The us-based Lemkin Institute that works on the prevention of genocide calls upon the international community, including the United Nations, to urgently recognize the Bengali genocide as a way to pay tribute to the victims and to hold perpetrators accountable.
Source: Lemkin Institute
Statement from Lemkin Institute
Download full report at Statement on Bangladesh Genocide – Lemkin Institute
On the 50th Anniversary of the Liberation War and the birth of the People’s Republic of Bangladesh, the Lemkin Institute issues a formal statement for the recognition of the genocide committed towards the Bengali nation during the war for independence.
After the British colonial partition of 1947, East Pakistan, today’s Bangladesh, remained under the rule of West Pakistan. The partition was based on religious identity — India became majority Hindu and Pakistan majority Muslim. Although the eastern part of Bengal was given to Pakistan because the majority of its people were Muslim, the West Pakistan government, the center of political, military and administrative power in postcolonial Pakistan, perceived Bengalis as being influenced by Hindus, and, therefore, not “true Muslims.”
Due to this perception of Bengalis as a different ethnic, religious, and national group, West Pakistan established discriminatory policies with the intent to destroy their cultural and national identity and impose on them a singular West Pakistan identity. Amongst those policies were the prohibition against speaking Bangla, the imposition of Urdu as an official language, and the violent persecution and repression of a linguistic and cultural opposition that had started right after the partition. During this period of time, many social movements expressing Bengali cultural and national identity were born, such as the “Language Movement” and the “Six-Points Movement,” an antecedent to the call for independence.
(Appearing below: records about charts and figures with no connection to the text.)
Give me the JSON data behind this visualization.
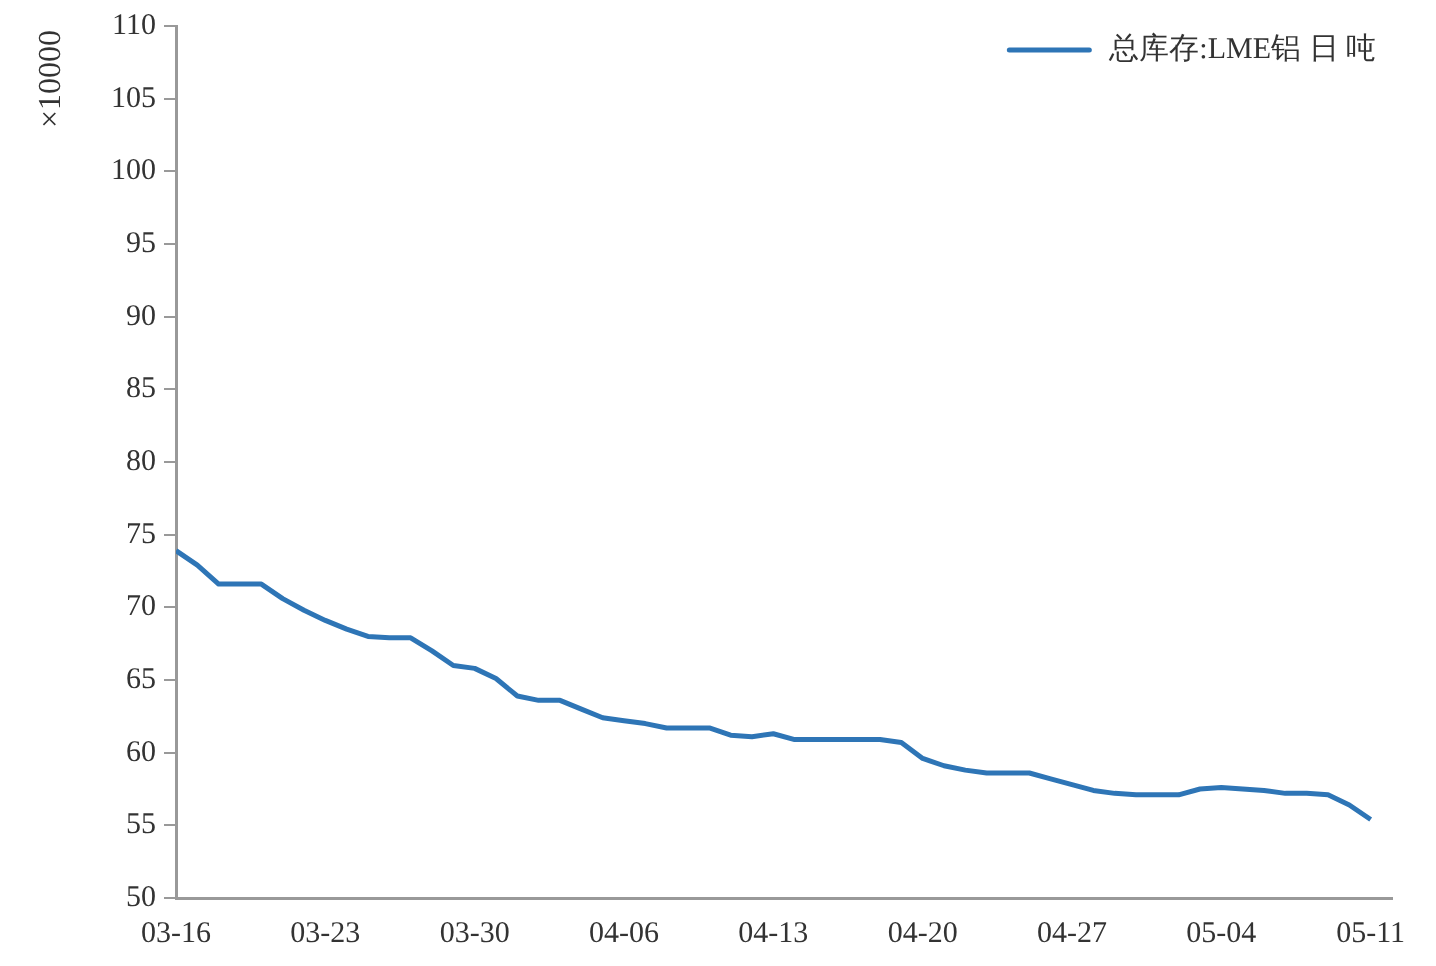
{
  "chart_data": {
    "type": "line",
    "ylabel": "×10000",
    "legend": "top right",
    "marker": "none",
    "grid": false,
    "x": [
      "--03-16",
      "--03-17",
      "--03-18",
      "--03-19",
      "--03-20",
      "--03-21",
      "--03-22",
      "--03-23",
      "--03-24",
      "--03-25",
      "--03-26",
      "--03-27",
      "--03-28",
      "--03-29",
      "--03-30",
      "--03-31",
      "--04-01",
      "--04-02",
      "--04-03",
      "--04-04",
      "--04-05",
      "--04-06",
      "--04-07",
      "--04-08",
      "--04-09",
      "--04-10",
      "--04-11",
      "--04-12",
      "--04-13",
      "--04-14",
      "--04-15",
      "--04-16",
      "--04-17",
      "--04-18",
      "--04-19",
      "--04-20",
      "--04-21",
      "--04-22",
      "--04-23",
      "--04-24",
      "--04-25",
      "--04-26",
      "--04-27",
      "--04-28",
      "--04-29",
      "--04-30",
      "--05-01",
      "--05-02",
      "--05-03",
      "--05-04",
      "--05-05",
      "--05-06",
      "--05-07",
      "--05-08",
      "--05-09",
      "--05-10",
      "--05-11"
    ],
    "series": [
      {
        "name": "总库存:LME铝 日 吨",
        "color": "#2e75b6",
        "values": [
          73.9,
          72.9,
          71.6,
          71.6,
          71.6,
          70.6,
          69.8,
          69.1,
          68.5,
          68.0,
          67.9,
          67.9,
          67.0,
          66.0,
          65.8,
          65.1,
          63.9,
          63.6,
          63.6,
          63.0,
          62.4,
          62.2,
          62.0,
          61.7,
          61.7,
          61.7,
          61.2,
          61.1,
          61.3,
          60.9,
          60.9,
          60.9,
          60.9,
          60.9,
          60.7,
          59.6,
          59.1,
          58.8,
          58.6,
          58.6,
          58.6,
          58.2,
          57.8,
          57.4,
          57.2,
          57.1,
          57.1,
          57.1,
          57.5,
          57.6,
          57.5,
          57.4,
          57.2,
          57.2,
          57.1,
          56.4,
          55.4
        ]
      }
    ],
    "xlim": [
      "--03-16",
      "--05-12"
    ],
    "xticks": [
      {
        "value": "--03-16",
        "label": "03-16"
      },
      {
        "value": "--03-23",
        "label": "03-23"
      },
      {
        "value": "--03-30",
        "label": "03-30"
      },
      {
        "value": "--04-06",
        "label": "04-06"
      },
      {
        "value": "--04-13",
        "label": "04-13"
      },
      {
        "value": "--04-20",
        "label": "04-20"
      },
      {
        "value": "--04-27",
        "label": "04-27"
      },
      {
        "value": "--05-04",
        "label": "05-04"
      },
      {
        "value": "--05-11",
        "label": "05-11"
      }
    ],
    "ylim": [
      50,
      110
    ],
    "yticks": [
      50,
      55,
      60,
      65,
      70,
      75,
      80,
      85,
      90,
      95,
      100,
      105,
      110
    ]
  }
}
The genocidal policies of the postcolonial era became expressed in extreme and mass physical violence throughout the entire process of the Liberation War, from its very beginning, when West Pakistan implemented “Operation Searchlight,” to the end of the war, when West Pakistan, facing defeat, proceeded to kill thousands of Bengali intellectuals. The atrocities committed by the Pakistani army and the local collaborators – such as razakars, Al Badr and Al Shams – included a systematic policy of sexual violence against Bengalis, the majority of them Bengali Hindu women and girls, involving vicious gang rapes, life force atrocities, sexual slavery, sexual torture, and forced maternity.
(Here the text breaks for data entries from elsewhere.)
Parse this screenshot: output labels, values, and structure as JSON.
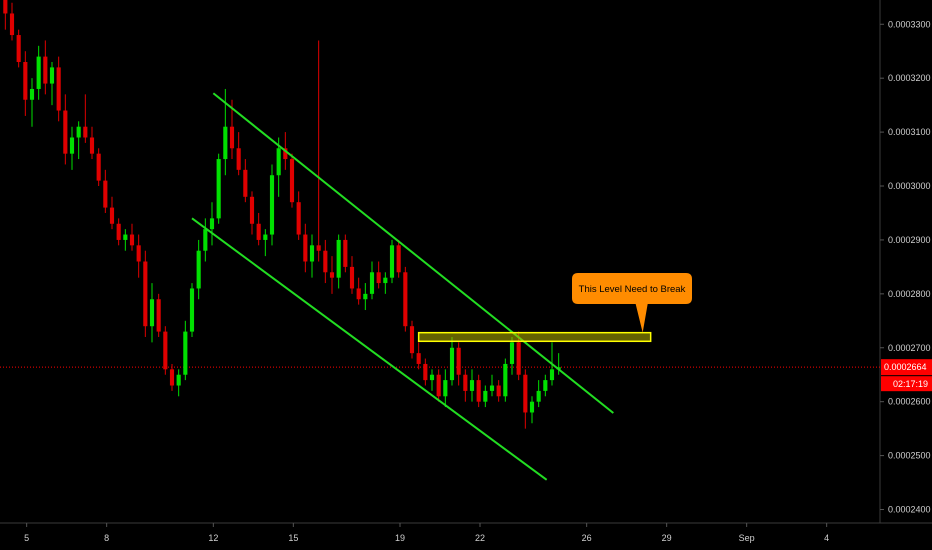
{
  "chart_data": {
    "type": "candlestick",
    "title": "",
    "y_ticks": [
      "0.0003300",
      "0.0003200",
      "0.0003100",
      "0.0003000",
      "0.0002900",
      "0.0002800",
      "0.0002700",
      "0.0002600",
      "0.0002500",
      "0.0002400"
    ],
    "y_tick_values": [
      0.00033,
      0.00032,
      0.00031,
      0.0003,
      0.00029,
      0.00028,
      0.00027,
      0.00026,
      0.00025,
      0.00024
    ],
    "x_ticks": [
      "5",
      "8",
      "12",
      "15",
      "19",
      "22",
      "26",
      "29",
      "Sep",
      "4"
    ],
    "x_tick_days": [
      5,
      8,
      12,
      15,
      19,
      22,
      26,
      29,
      32,
      35
    ],
    "ylim": [
      0.0002375,
      0.0003345
    ],
    "xlim": [
      4.0,
      37.0
    ],
    "last_price": "0.0002664",
    "last_price_value": 0.0002664,
    "countdown": "02:17:19",
    "colors": {
      "up": "#00e000",
      "down": "#e00000",
      "channel": "#22dd22",
      "zone_fill": "#b5b000",
      "zone_border": "#ffff00",
      "callout": "#ff8c00",
      "price_line": "#ff0000",
      "label_bg": "#ff0000"
    },
    "annotation": {
      "text": "This Level Need to Break",
      "type": "callout"
    },
    "zone": {
      "x_start": 19.7,
      "x_end": 28.4,
      "y_low": 0.0002712,
      "y_high": 0.0002728
    },
    "channel_upper": [
      [
        12.0,
        0.0003172
      ],
      [
        27.0,
        0.0002579
      ]
    ],
    "channel_lower": [
      [
        11.2,
        0.000294
      ],
      [
        24.5,
        0.0002455
      ]
    ],
    "candles": [
      [
        4.2,
        0.000335,
        0.000336,
        0.000329,
        0.000332
      ],
      [
        4.45,
        0.000332,
        0.000334,
        0.000327,
        0.000328
      ],
      [
        4.7,
        0.000328,
        0.000329,
        0.000322,
        0.000323
      ],
      [
        4.95,
        0.000323,
        0.000325,
        0.000313,
        0.000316
      ],
      [
        5.2,
        0.000316,
        0.00032,
        0.000311,
        0.000318
      ],
      [
        5.45,
        0.000318,
        0.000326,
        0.000316,
        0.000324
      ],
      [
        5.7,
        0.000324,
        0.000327,
        0.000317,
        0.000319
      ],
      [
        5.95,
        0.000319,
        0.000323,
        0.000315,
        0.000322
      ],
      [
        6.2,
        0.000322,
        0.000324,
        0.000312,
        0.000314
      ],
      [
        6.45,
        0.000314,
        0.000317,
        0.000304,
        0.000306
      ],
      [
        6.7,
        0.000306,
        0.000311,
        0.000303,
        0.000309
      ],
      [
        6.95,
        0.000309,
        0.000312,
        0.000305,
        0.000311
      ],
      [
        7.2,
        0.000311,
        0.000317,
        0.000308,
        0.000309
      ],
      [
        7.45,
        0.000309,
        0.000311,
        0.000305,
        0.000306
      ],
      [
        7.7,
        0.000306,
        0.000307,
        0.0003,
        0.000301
      ],
      [
        7.95,
        0.000301,
        0.000303,
        0.000295,
        0.000296
      ],
      [
        8.2,
        0.000296,
        0.000298,
        0.000292,
        0.000293
      ],
      [
        8.45,
        0.000293,
        0.000294,
        0.000289,
        0.00029
      ],
      [
        8.7,
        0.00029,
        0.000292,
        0.000288,
        0.000291
      ],
      [
        8.95,
        0.000291,
        0.000293,
        0.000288,
        0.000289
      ],
      [
        9.2,
        0.000289,
        0.000291,
        0.000283,
        0.000286
      ],
      [
        9.45,
        0.000286,
        0.000288,
        0.000272,
        0.000274
      ],
      [
        9.7,
        0.000274,
        0.000282,
        0.000271,
        0.000279
      ],
      [
        9.95,
        0.000279,
        0.00028,
        0.000272,
        0.000273
      ],
      [
        10.2,
        0.000273,
        0.000274,
        0.000265,
        0.000266
      ],
      [
        10.45,
        0.000266,
        0.000267,
        0.000262,
        0.000263
      ],
      [
        10.7,
        0.000263,
        0.000266,
        0.000261,
        0.000265
      ],
      [
        10.95,
        0.000265,
        0.000275,
        0.000264,
        0.000273
      ],
      [
        11.2,
        0.000273,
        0.000282,
        0.000272,
        0.000281
      ],
      [
        11.45,
        0.000281,
        0.00029,
        0.000279,
        0.000288
      ],
      [
        11.7,
        0.000288,
        0.000294,
        0.000286,
        0.000292
      ],
      [
        11.95,
        0.000292,
        0.000297,
        0.000289,
        0.000294
      ],
      [
        12.2,
        0.000294,
        0.000306,
        0.000293,
        0.000305
      ],
      [
        12.45,
        0.000305,
        0.000318,
        0.000302,
        0.000311
      ],
      [
        12.7,
        0.000311,
        0.000316,
        0.000305,
        0.000307
      ],
      [
        12.95,
        0.000307,
        0.00031,
        0.000302,
        0.000303
      ],
      [
        13.2,
        0.000303,
        0.000305,
        0.000297,
        0.000298
      ],
      [
        13.45,
        0.000298,
        0.000299,
        0.000291,
        0.000293
      ],
      [
        13.7,
        0.000293,
        0.000295,
        0.000289,
        0.00029
      ],
      [
        13.95,
        0.00029,
        0.000292,
        0.000287,
        0.000291
      ],
      [
        14.2,
        0.000291,
        0.000304,
        0.000289,
        0.000302
      ],
      [
        14.45,
        0.000302,
        0.000309,
        0.000298,
        0.000307
      ],
      [
        14.7,
        0.000307,
        0.00031,
        0.000303,
        0.000305
      ],
      [
        14.95,
        0.000305,
        0.000306,
        0.000296,
        0.000297
      ],
      [
        15.2,
        0.000297,
        0.000299,
        0.00029,
        0.000291
      ],
      [
        15.45,
        0.000291,
        0.000293,
        0.000284,
        0.000286
      ],
      [
        15.7,
        0.000286,
        0.000291,
        0.000283,
        0.000289
      ],
      [
        15.95,
        0.000289,
        0.000327,
        0.000286,
        0.000288
      ],
      [
        16.2,
        0.000288,
        0.00029,
        0.000282,
        0.000284
      ],
      [
        16.45,
        0.000284,
        0.000287,
        0.00028,
        0.000283
      ],
      [
        16.7,
        0.000283,
        0.000291,
        0.000281,
        0.00029
      ],
      [
        16.95,
        0.00029,
        0.000291,
        0.000284,
        0.000285
      ],
      [
        17.2,
        0.000285,
        0.000287,
        0.00028,
        0.000281
      ],
      [
        17.45,
        0.000281,
        0.000283,
        0.000278,
        0.000279
      ],
      [
        17.7,
        0.000279,
        0.000282,
        0.000277,
        0.00028
      ],
      [
        17.95,
        0.00028,
        0.000286,
        0.000279,
        0.000284
      ],
      [
        18.2,
        0.000284,
        0.000286,
        0.000281,
        0.000282
      ],
      [
        18.45,
        0.000282,
        0.000284,
        0.00028,
        0.000283
      ],
      [
        18.7,
        0.000283,
        0.00029,
        0.000282,
        0.000289
      ],
      [
        18.95,
        0.000289,
        0.00029,
        0.000283,
        0.000284
      ],
      [
        19.2,
        0.000284,
        0.000285,
        0.000273,
        0.000274
      ],
      [
        19.45,
        0.000274,
        0.000275,
        0.000268,
        0.000269
      ],
      [
        19.7,
        0.000269,
        0.000271,
        0.000266,
        0.000267
      ],
      [
        19.95,
        0.000267,
        0.000268,
        0.000263,
        0.000264
      ],
      [
        20.2,
        0.000264,
        0.000266,
        0.000262,
        0.000265
      ],
      [
        20.45,
        0.000265,
        0.000266,
        0.00026,
        0.000261
      ],
      [
        20.7,
        0.000261,
        0.000266,
        0.000259,
        0.000264
      ],
      [
        20.95,
        0.000264,
        0.000272,
        0.000263,
        0.00027
      ],
      [
        21.2,
        0.00027,
        0.000271,
        0.000263,
        0.000265
      ],
      [
        21.45,
        0.000265,
        0.000266,
        0.00026,
        0.000262
      ],
      [
        21.7,
        0.000262,
        0.000266,
        0.00026,
        0.000264
      ],
      [
        21.95,
        0.000264,
        0.000265,
        0.000259,
        0.00026
      ],
      [
        22.2,
        0.00026,
        0.000263,
        0.000259,
        0.000262
      ],
      [
        22.45,
        0.000262,
        0.000265,
        0.000261,
        0.000263
      ],
      [
        22.7,
        0.000263,
        0.000264,
        0.00026,
        0.000261
      ],
      [
        22.95,
        0.000261,
        0.000268,
        0.00026,
        0.000267
      ],
      [
        23.2,
        0.000267,
        0.000272,
        0.000265,
        0.000271
      ],
      [
        23.45,
        0.000271,
        0.000273,
        0.000264,
        0.000265
      ],
      [
        23.7,
        0.000265,
        0.000266,
        0.000255,
        0.000258
      ],
      [
        23.95,
        0.000258,
        0.000261,
        0.000256,
        0.00026
      ],
      [
        24.2,
        0.00026,
        0.000264,
        0.000259,
        0.000262
      ],
      [
        24.45,
        0.000262,
        0.000265,
        0.000261,
        0.000264
      ],
      [
        24.7,
        0.000264,
        0.000271,
        0.000263,
        0.000266
      ],
      [
        24.95,
        0.000266,
        0.000269,
        0.000265,
        0.0002664
      ]
    ]
  }
}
The Pakistani Army and local collaborators targeted hundreds of intellectuals from the very beginning of the war through to the infamous events of 14 December 1971, now known as “Martyred Intellectuals Day” in the memory of those who were abducted, killed and buried in mass graves. As in other contexts of emergent nationalist movements, Bengali intellectuals were the icons of cultural resistance against oppression: they initiated protest movements against the racist military regime of Pakistan and articulated demands based in the right to self-determination of the Bengali national group. Amongst those intellectuals who were killed were journalists, philosophers, poets, musicians, writers, professors, film-makers, lawyers, doctors and many other individuals who represented the different aspects of the Bengali identity.
The Lemkin Institute also wishes to highlight the efforts carried out by Bangladesh to bring justice to the victims and accountability for perpetrators by establishing the International Crimes Tribunals of Bangladesh in order to try the Bengali nationals that collaborated with the Pakistani government in perpetrating genocide, war crimes, and crimes against humanity. Judicial accountability must be at the core of any transitional justice and preventative efforts, and the international community should give support to national processes.
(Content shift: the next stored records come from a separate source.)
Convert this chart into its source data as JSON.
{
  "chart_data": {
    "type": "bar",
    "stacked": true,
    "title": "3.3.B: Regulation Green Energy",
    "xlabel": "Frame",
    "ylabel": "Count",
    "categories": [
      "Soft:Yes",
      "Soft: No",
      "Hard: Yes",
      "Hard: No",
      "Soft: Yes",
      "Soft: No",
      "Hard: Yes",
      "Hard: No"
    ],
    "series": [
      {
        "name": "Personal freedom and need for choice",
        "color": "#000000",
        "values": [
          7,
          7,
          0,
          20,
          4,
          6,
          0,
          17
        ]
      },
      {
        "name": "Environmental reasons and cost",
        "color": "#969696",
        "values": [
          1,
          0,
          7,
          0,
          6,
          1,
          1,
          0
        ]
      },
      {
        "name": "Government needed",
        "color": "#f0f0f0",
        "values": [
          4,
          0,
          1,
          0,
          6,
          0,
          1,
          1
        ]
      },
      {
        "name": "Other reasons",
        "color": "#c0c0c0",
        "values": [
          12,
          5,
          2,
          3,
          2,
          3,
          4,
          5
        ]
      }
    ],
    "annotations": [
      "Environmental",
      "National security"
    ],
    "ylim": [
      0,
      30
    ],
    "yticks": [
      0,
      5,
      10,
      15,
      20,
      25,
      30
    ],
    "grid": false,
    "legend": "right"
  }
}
Given the lack of a broad international recognition of this crime, the Lemkin Institute calls upon the international community, including the United Nations, to urgently recognize the Bengali genocide as a way to pay tribute to the victims and to hold perpetrators accountable. The Lemkin Institute also calls upon the international community to provide help and support to Bangladesh in its justice efforts, as well as to pressure Pakistan to work with Bangladesh in its search for truth and justice.
Statement on the Bangladesh Genocide of 1971.